Elrich made the comment at a Thursday afternoon news conference before signing a similar bill passed by the County Council that requires that the county partner with an outside agency to conduct investigations into officer-involved shootings.
“That would be the simplest and most direct way, and you wouldn’t have to negotiate between jurisdictions,” he said of a statewide bill.
Elrich said in an interview that former Police Chief Tom Manger had attempted to find a partner agency to outsource such investigations, but was unsuccessful.
“You’d have to find a jurisdiction that agrees to do this with you. I can’t make anyone do this,” he said.
Elrich said he hopes to see a bill that was sponsored this past session legislative by Del. Emily Shetty, a Kensington Democrat, advance next year.
Shetty’s bill would have required each jurisdiction in Maryland to set up a framework for investigating officer-involved deaths similar to the Montgomery bill. Shetty’s bill was did not clear the legislature.
“What we’re going to add to this is having the state police actually do this,” he said. “In the long run, the best solution is to get the state police to do the investigation so that I don’t have to negotiate to get other jurisdictions to do this.”

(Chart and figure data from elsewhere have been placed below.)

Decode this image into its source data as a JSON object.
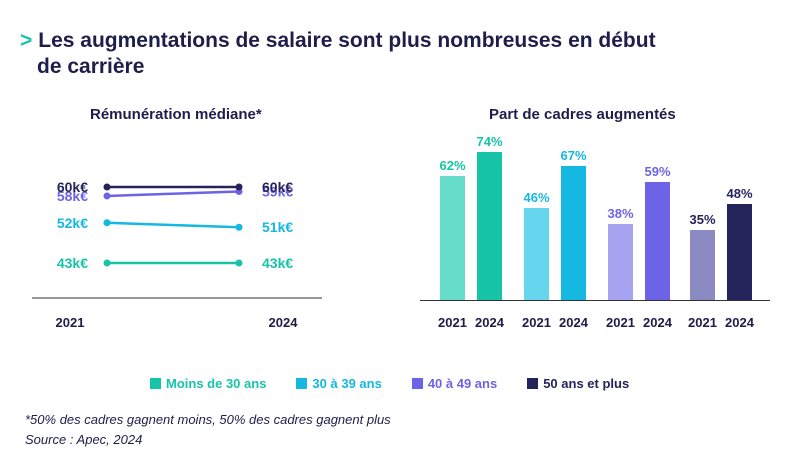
{
  "title": {
    "chevron": ">",
    "line1": "Les augmentations de salaire sont plus nombreuses en début",
    "line2": "de carrière"
  },
  "colors": {
    "group1": "#17c4a8",
    "group1_light": "#66dccb",
    "group2": "#14b8e0",
    "group2_light": "#66d6ee",
    "group3": "#6c63e6",
    "group3_light": "#a7a3f0",
    "group4": "#25235c",
    "group4_light": "#8b8ac2",
    "axis": "#333333"
  },
  "legend": [
    {
      "label": "Moins de 30 ans",
      "color": "#17c4a8"
    },
    {
      "label": "30 à 39 ans",
      "color": "#14b8e0"
    },
    {
      "label": "40 à 49 ans",
      "color": "#6c63e6"
    },
    {
      "label": "50 ans et plus",
      "color": "#25235c"
    }
  ],
  "chart_data": [
    {
      "type": "line",
      "title": "Rémunération médiane*",
      "x": [
        "2021",
        "2024"
      ],
      "unit": "k€",
      "ylim": [
        40,
        62
      ],
      "series": [
        {
          "name": "Moins de 30 ans",
          "values": [
            43,
            43
          ],
          "labels": [
            "43k€",
            "43k€"
          ],
          "color": "#17c4a8"
        },
        {
          "name": "30 à 39 ans",
          "values": [
            52,
            51
          ],
          "labels": [
            "52k€",
            "51k€"
          ],
          "color": "#14b8e0"
        },
        {
          "name": "40 à 49 ans",
          "values": [
            58,
            59
          ],
          "labels": [
            "58k€",
            "59k€"
          ],
          "color": "#6c63e6"
        },
        {
          "name": "50 ans et plus",
          "values": [
            60,
            60
          ],
          "labels": [
            "60k€",
            "60k€"
          ],
          "color": "#25235c"
        }
      ]
    },
    {
      "type": "bar",
      "title": "Part de cadres augmentés",
      "unit": "%",
      "ylim": [
        0,
        100
      ],
      "groups": [
        {
          "name": "Moins de 30 ans",
          "categories": [
            "2021",
            "2024"
          ],
          "values": [
            62,
            74
          ],
          "labels": [
            "62%",
            "74%"
          ],
          "colors": [
            "#66dccb",
            "#17c4a8"
          ],
          "label_color": "#17c4a8"
        },
        {
          "name": "30 à 39 ans",
          "categories": [
            "2021",
            "2024"
          ],
          "values": [
            46,
            67
          ],
          "labels": [
            "46%",
            "67%"
          ],
          "colors": [
            "#66d6ee",
            "#14b8e0"
          ],
          "label_color": "#14b8e0"
        },
        {
          "name": "40 à 49 ans",
          "categories": [
            "2021",
            "2024"
          ],
          "values": [
            38,
            59
          ],
          "labels": [
            "38%",
            "59%"
          ],
          "colors": [
            "#a7a3f0",
            "#6c63e6"
          ],
          "label_color": "#6c63e6"
        },
        {
          "name": "50 ans et plus",
          "categories": [
            "2021",
            "2024"
          ],
          "values": [
            35,
            48
          ],
          "labels": [
            "35%",
            "48%"
          ],
          "colors": [
            "#8b8ac2",
            "#25235c"
          ],
          "label_color": "#25235c"
        }
      ]
    }
  ],
  "footnote": "*50% des cadres gagnent moins, 50% des cadres gagnent plus",
  "source": "Source : Apec, 2024"
}
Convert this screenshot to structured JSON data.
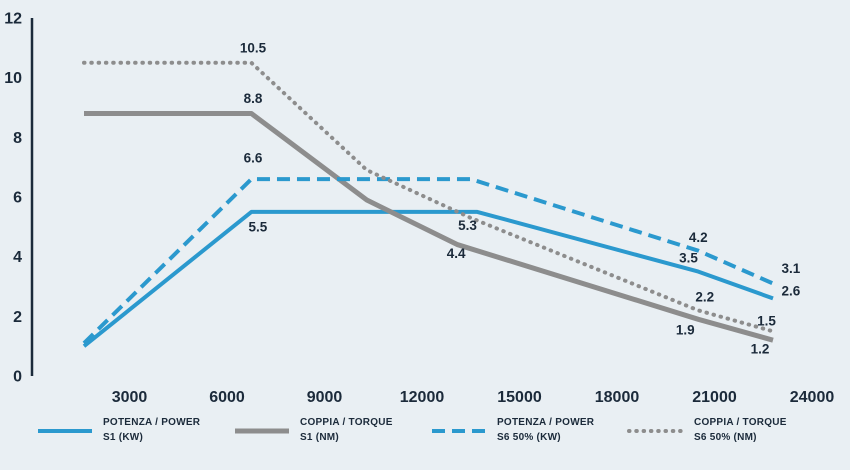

The calls for scrutiny of Montgomery’s police department come in the wake of a shooting of an unarmed black man last summer, as well as a video of a white police officer using a racial slur toward two black men last week.
Elrich, council member Will Jawando and other county leaders have called for reforms such as increased use of “community policing” tactics.
Elrich is in the process of hiring a replacement for Manger, who retired last month. He said there are more than 20 candidates for the position, and that the applicants include women, minorities and are from around the country. He declined to elaborate and said he would like to make an offer to a candidate by July.
“Some people still have jobs. Their employers don’t know they’ve been looking for other jobs,” he said.
A community forum is scheduled for June 6, where citizens will give input on what they hope to see in the next police chief. Elrich said he is asking candidates for the job to review video of the forum before interviewing.
“I can’t force anybody, but I think it would be good if you’re going to come here and want to be the police chief here, it would be advantageous to listen to a three-hour meeting and hear what people thought was important,” he said.